By the same token, we cannot pigeonhole our candidates by race. Sure, there are racist people throughout this country who want no part of a multiracial coalition, much less one led by an African-American woman. But that is a tiny minority of people.

This is 2018. African-American candidates like U.S. Sens. Kamala Harris and Cory Booker — not to mention Barack Obama — have persuaded and energized white voters from all economic strata. And Georgia voters have participated in multiracial coalitions before, not only with Democrats rallying behind Stacey Abrams today, but electing African Americans to statewide office decades ago.

Rep. Abrams knows she can win these voters. Despite the media and others trying to confine her to an oversimplified narrative, she is committed to reaching across racial and cultural barriers to connect with voters, and she is eminently capable of doing so. The beliefs and values that drive her campaign are no different from those that drove Stacey Evans: the belief that prosperity comes from the marriage of hard work and opportunity; that education can unlock the potential of all Georgia’s citizens; that all people should be treated with dignity; and above all, the belief that where you begin in life should not determine where you will end.

These beliefs do not belong to a race or a region or a class. They unify us as Americans, as Southerners, and as Georgians.

Democrats may debate, for example, whether Stacey Abrams can win without convincing a single Trump voter.
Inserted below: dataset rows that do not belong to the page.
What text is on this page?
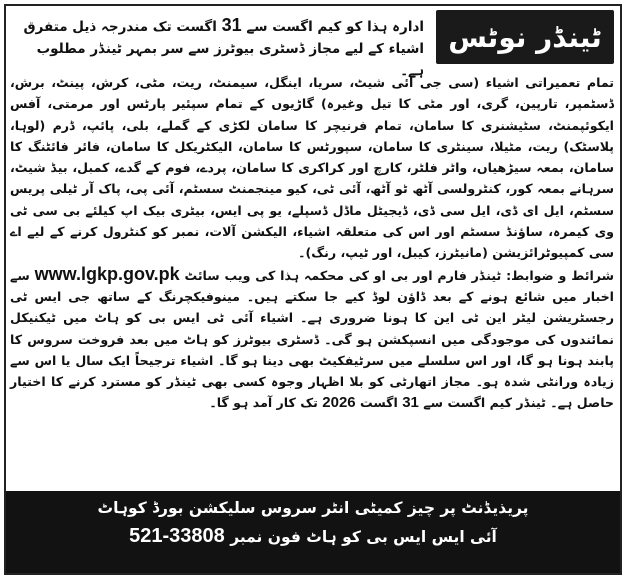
ٹینڈر نوٹس
ادارہ ہذا کو کیم اگست سے 31 اگست تک مندرجہ ذیل متفرق اشیاء کے لیے مجاز ڈسٹری بیوٹرز سے سر بمہر ٹینڈر مطلوب ہے۔

تمام تعمیراتی اشیاء (سی جی آئی شیٹ، سریا، اینگل، سیمنٹ، ریت، مٹی، کرش، پینٹ، برش، ڈسٹمپر، تارپین، گری، اور مٹی کا تیل وغیرہ) گاڑیوں کے تمام سپئیر پارٹس اور مرمتی، آفس ایکوئپمنٹ، سٹیشنری کا سامان، تمام فرنیچر کا سامان لکڑی کے گملے، بلی، پائپ، ڈرم (لوہا، پلاسٹک) ریت، مٹیلا، سینٹری کا سامان، سپورٹس کا سامان، الیکٹریکل کا سامان، فائر فائٹنگ کا سامان، بمعہ سیڑھیاں، واٹر فلٹر، کارچ اور کراکری کا سامان، پردے، فوم کے گدے، کمبل، بیڈ شیٹ، سرہانے بمعہ کور، کنٹرولسی آٹھ ٹو آٹھ، آئی ٹی، کیو مینجمنٹ سسٹم، آئی پی، پاک آر ٹیلی پریس سسٹم، ایل ای ڈی، ایل سی ڈی، ڈیجیٹل ماڈل ڈسپلے، یو پی ایس، بیٹری بیک اپ کیلئے بی سی ٹی وی کیمرہ، ساؤنڈ سسٹم اور اس کی متعلقہ اشیاء، الیکشن آلات، نمبر کو کنٹرول کرنے کے لیے اے سی کمپیوٹرائزیشن (مانیٹرز، کیبل، اور ٹیپ، رنگ)۔

شرائط و ضوابط: ٹینڈر فارم اور بی او کی محکمہ ہذا کی ویب سائٹ www.lgkp.gov.pk سے اخبار میں شائع ہونے کے بعد ڈاؤن لوڈ کیے جا سکتے ہیں۔ مینوفیکچرنگ کے ساتھ جی ایس ٹی رجسٹریشن لیٹر این ٹی این کا ہونا ضروری ہے۔ اشیاء آئی ٹی ایس بی کو ہاٹ میں ٹیکنیکل نمائندوں کی موجودگی میں انسپکشن ہو گی۔ ڈسٹری بیوٹرز کو ہاٹ میں بعد فروخت سروس کا پابند ہونا ہو گا، اور اس سلسلے میں سرٹیفکیٹ بھی دینا ہو گا۔ اشیاء ترجیحاً ایک سال یا اس سے زیادہ ورانٹی شدہ ہو۔ مجاز اتھارٹی کو بلا اظہار وجوہ کسی بھی ٹینڈر کو مسترد کرنے کا اختیار حاصل ہے۔ ٹینڈر کیم اگست سے 31 اگست 2026 تک کار آمد ہو گا۔

پریذیڈنٹ پر چیز کمیٹی انٹر سروس سلیکشن بورڈ کوہاٹ
آئی ایس ایس بی کو ہاٹ فون نمبر 521-33808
But why would we?

At our core, Democrats believe America’s fundamental project is to live and prosper together, to heal divisions and unify our country as an example to the world. We cannot achieve that if we give up on any group of people.

And if Democrats lose this focus, it’s lost. We all know that today’s Republicans have no interest at all in that project.
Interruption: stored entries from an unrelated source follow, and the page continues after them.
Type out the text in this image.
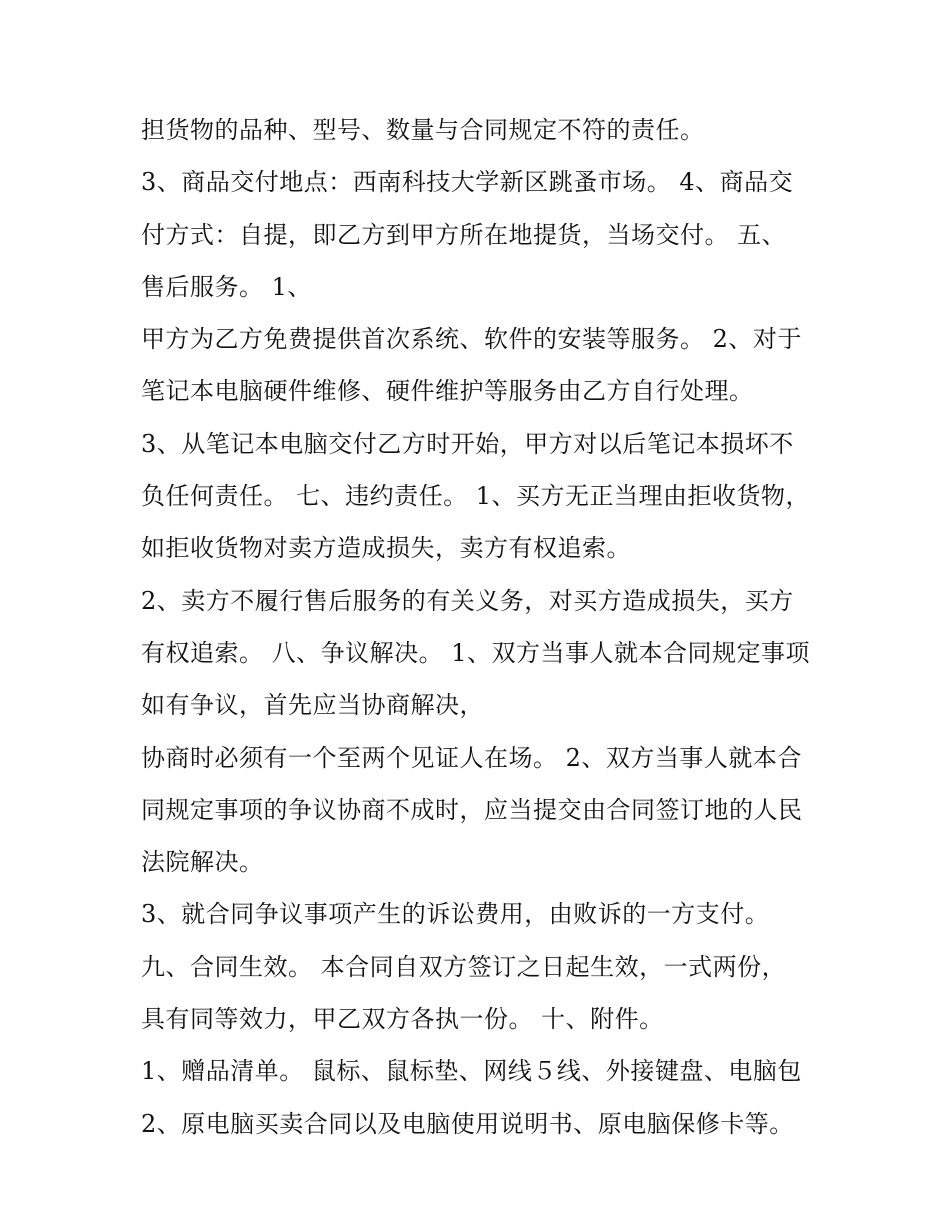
担货物的品种、型号、数量与合同规定不符的责任。
3、商品交付地点：西南科技大学新区跳蚤市场。 4、商品交
付方式：自提，即乙方到甲方所在地提货，当场交付。 五、
售后服务。 1、
甲方为乙方免费提供首次系统、软件的安装等服务。 2、对于
笔记本电脑硬件维修、硬件维护等服务由乙方自行处理。
3、从笔记本电脑交付乙方时开始，甲方对以后笔记本损坏不
负任何责任。 七、违约责任。 1、买方无正当理由拒收货物，
如拒收货物对卖方造成损失，卖方有权追索。
2、卖方不履行售后服务的有关义务，对买方造成损失，买方
有权追索。 八、争议解决。 1、双方当事人就本合同规定事项
如有争议，首先应当协商解决，
协商时必须有一个至两个见证人在场。 2、双方当事人就本合
同规定事项的争议协商不成时，应当提交由合同签订地的人民
法院解决。
3、就合同争议事项产生的诉讼费用，由败诉的一方支付。
九、合同生效。 本合同自双方签订之日起生效，一式两份，
具有同等效力，甲乙双方各执一份。 十、附件。
1、赠品清单。 鼠标、鼠标垫、网线５线、外接键盘、电脑包
2、原电脑买卖合同以及电脑使用说明书、原电脑保修卡等。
The Democratic Party must be a party that reaches out to all people. Of course, this includes young African-American women struggling to find health care and pay student loans. And it also includes young white women, like Stacey Evans, raised in the poorest parts of rural Georgia, relying on public education and struggling in those same ways. We know the potential of these young women.

One of them could be Georgia’s next governor. All of them must be the focus of our work.

Jason Carter was the Decmoratic candidate for Georgia governor in 2014.  Like both of his grandfathers, he was a member of the Georgia State Senate.  He is an attorney at the Atlanta law firm of Bondurant,  Mixson & Elmore, and is an avid fan of Bitter Southerners everywhere.